Saturday, January 18, 2014

An information transfer framework analysis of the US economy, part 2

Since I updated the US model of the real world in part 1, I thought I would show what the counterfactual world would look like in three scenarios: no ARRA ("the $787 billion fiscal stimulus"), no QE (quantitative easing) as well as neither QE nor ARRA. This is partially in response to a back and forth on "monetary offset" in the comments on this Yglesias post. The key point is that one needs a model to extract counterfactuals; a graph of NGDP on its own shows nothing of the effect of monetary or fiscal policy.

First we'll look at the price level (or rather the change in the price level) due to ARRA and QE:


The ARRA had a small effect on the price level; QE -- a much larger effect. Next we'll look at the effect on NGDP:


Here we can see the effect of QE was about twice as big as the ARRA. Additionally, if we compare the "sticker price" of the ARRA (green curve) to the effect the ARRA on NGDP (blue curve), we get a "fiscal multiplier" of 1.25 (somewhat less than the 1.5 used to estimate the effect of the stimulus, but near the 1.3 estimated by the IMF, or between 0.9 and 1.7). However, if we look at the effect of the ARRA without the monetary stimulus (the difference between the purple and red curves) we get a multiplier of only 1.07. A failure of monetary policy would have reduced the multiplier by about 15%; that gives a us scale of how much monetary offset we might expect.

Next we look at the effect of the ARRA and QE on interest rates.
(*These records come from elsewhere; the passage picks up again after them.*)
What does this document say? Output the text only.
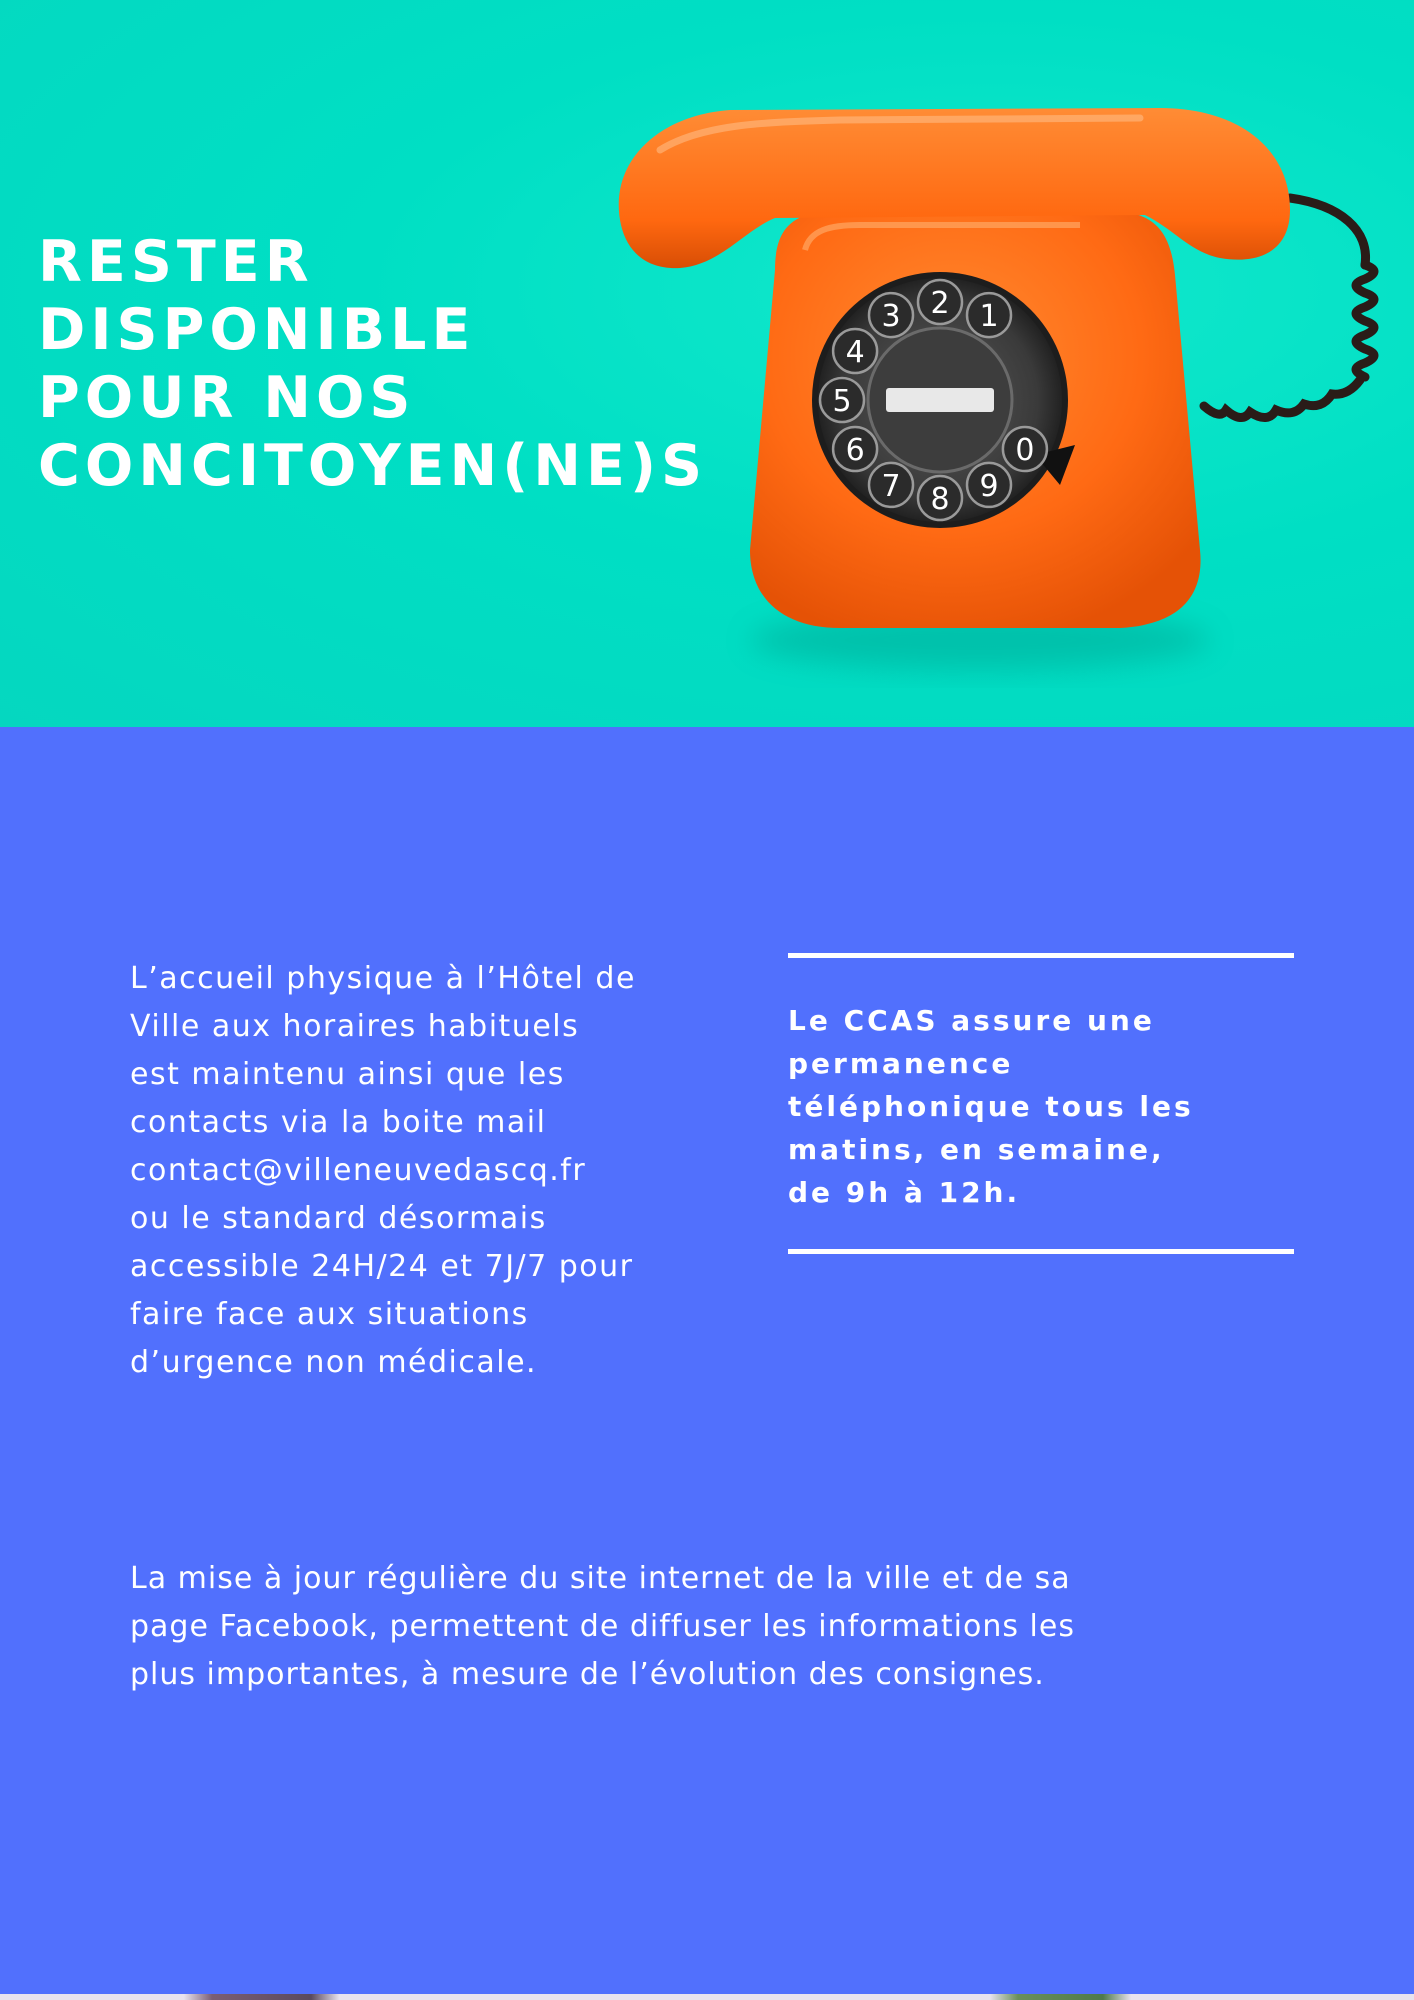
RESTER
DISPONIBLE
POUR NOS
CONCITOYEN(NE)S
1
2
3
4
5
6
7 8 9
0

L’accueil physique à l’Hôtel de
Ville aux horaires habituels
est maintenu ainsi que les
contacts via la boite mail
contact@villeneuvedascq.fr
ou le standard désormais
accessible 24H/24 et 7J/7 pour
faire face aux situations
d’urgence non médicale.

Le CCAS assure une
permanence
téléphonique tous les
matins, en semaine,
de 9h à 12h.

La mise à jour régulière du site internet de la ville et de sa
page Facebook, permettent de diffuser les informations les
plus importantes, à mesure de l’évolution des consignes.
In this case the effect is almost entirely monetary:


We can see a small deviation raising interest rates on the order of 20 basis points due to the ARRA (one could imagine this is the scale of "crowding out"), but monetary policy dominates the change.

In the final graph we look at the labor markets, in particular the unemployment rate (calculated by looking at the change in employment in the labor model P:NGDP→L from part 1):


One thing that immediately appears is how misguided claims that the fiscal stimulus "failed" based on the original estimates of the effect of the ARRA. Those estimates were predicated on a particular counterfactual world that was actually a much rosier picture than was even known at the time. Here we see that the size fo the effect of the ARRA was pretty much as predicted, reducing the unemployment rate from a peak of 13% to a peak of 10% (as opposed to reducing a peak of 9% to a peak of 7%).

And that's why model-based counterfactuals are important.